Olive is an 8-month-old Golden Retriever who started showing vague signs of low appetite and lethargy at 4 months. Her clinical signs progressed, and she became disoriented and ataxic. She was rushed to the ER and after an extensive workup, she was diagnosed with an intrahepatic portosystemic shunt, which is a congenital disease of the portal vein. The portal vein is a large vein that collects blood from the digestive tract and other organs and brings it into the liver, where toxins and other byproducts are removed. A liver shunt occurs when there is an abnormal connection between the portal vein and another vein, allowing blood to bypass around the liver. The toxins in the blood are then circulated around the body and cause clinical signs like Olive’s. Dr. Kyle Martin determined the best treatment option for Olive was a minimally invasive procedure, known as Percutaneous Transvenous Coil Embolization (PTCE). With this procedure, abnormal clinical signs caused by portosystemic shunt are eliminated in 90% of cases.

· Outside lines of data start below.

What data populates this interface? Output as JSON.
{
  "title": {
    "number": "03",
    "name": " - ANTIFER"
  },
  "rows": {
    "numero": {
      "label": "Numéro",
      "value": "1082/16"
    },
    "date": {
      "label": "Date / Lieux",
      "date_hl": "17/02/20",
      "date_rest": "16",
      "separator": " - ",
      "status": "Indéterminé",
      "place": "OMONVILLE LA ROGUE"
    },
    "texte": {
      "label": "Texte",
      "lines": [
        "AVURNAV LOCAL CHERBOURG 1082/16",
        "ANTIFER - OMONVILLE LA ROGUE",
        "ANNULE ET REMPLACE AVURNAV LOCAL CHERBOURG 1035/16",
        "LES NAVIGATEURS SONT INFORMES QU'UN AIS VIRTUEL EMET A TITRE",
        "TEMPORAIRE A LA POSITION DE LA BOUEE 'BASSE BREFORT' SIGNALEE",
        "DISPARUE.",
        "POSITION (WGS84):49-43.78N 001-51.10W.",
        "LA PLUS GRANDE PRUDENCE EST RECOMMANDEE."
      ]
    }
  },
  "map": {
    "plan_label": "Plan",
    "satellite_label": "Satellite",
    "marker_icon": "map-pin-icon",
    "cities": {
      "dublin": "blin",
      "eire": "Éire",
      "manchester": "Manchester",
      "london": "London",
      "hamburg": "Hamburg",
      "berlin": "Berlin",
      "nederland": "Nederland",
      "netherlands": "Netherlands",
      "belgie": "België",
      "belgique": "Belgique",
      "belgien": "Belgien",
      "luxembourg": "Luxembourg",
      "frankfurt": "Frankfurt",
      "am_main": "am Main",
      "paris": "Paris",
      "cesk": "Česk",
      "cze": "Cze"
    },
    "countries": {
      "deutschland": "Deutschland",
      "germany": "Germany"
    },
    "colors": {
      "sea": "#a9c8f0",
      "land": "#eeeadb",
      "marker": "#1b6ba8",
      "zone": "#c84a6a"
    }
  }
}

First, an incision is made over the right jugular vein and a guidewire is passed into the vein. With the aid of fluoroscopy and the guidewire, a special catheter is passed through the jugular vein into the caudal vena cava until reaching the site of the shunt. Next, a stent is deployed into the vena cava at the site where the shunt enters the vena cava. The stent is placed as a barrier to keep clot-forming coils in place and does not affect the blood flow in the vena cava. Lastly, with the help of the guidewire, multiple clot-forming coils are placed into the shunt to partially obstruct the blood flow through the shunt site. Over time, blood clots will form around the coils and slowly obstruct the shunt, subsequently correcting the disease. Traditionally, the surgical treatment options for intrahepatic portosystemic shunts involve opening the abdomen and ligating of the abnormal vein, which can put patients at risk for serious complications like bleeding. With this minimally invasive procedure, we were able to treat Olive through one small incision over her jugular vein rather than a large incision through the abdomen.

Olive recovered well from surgery and anesthesia and was discharged after a brief hospital stay. Olive was back to running around within a week after her procedure. The owners are thrilled to report that she is now eating and playing like a normal puppy!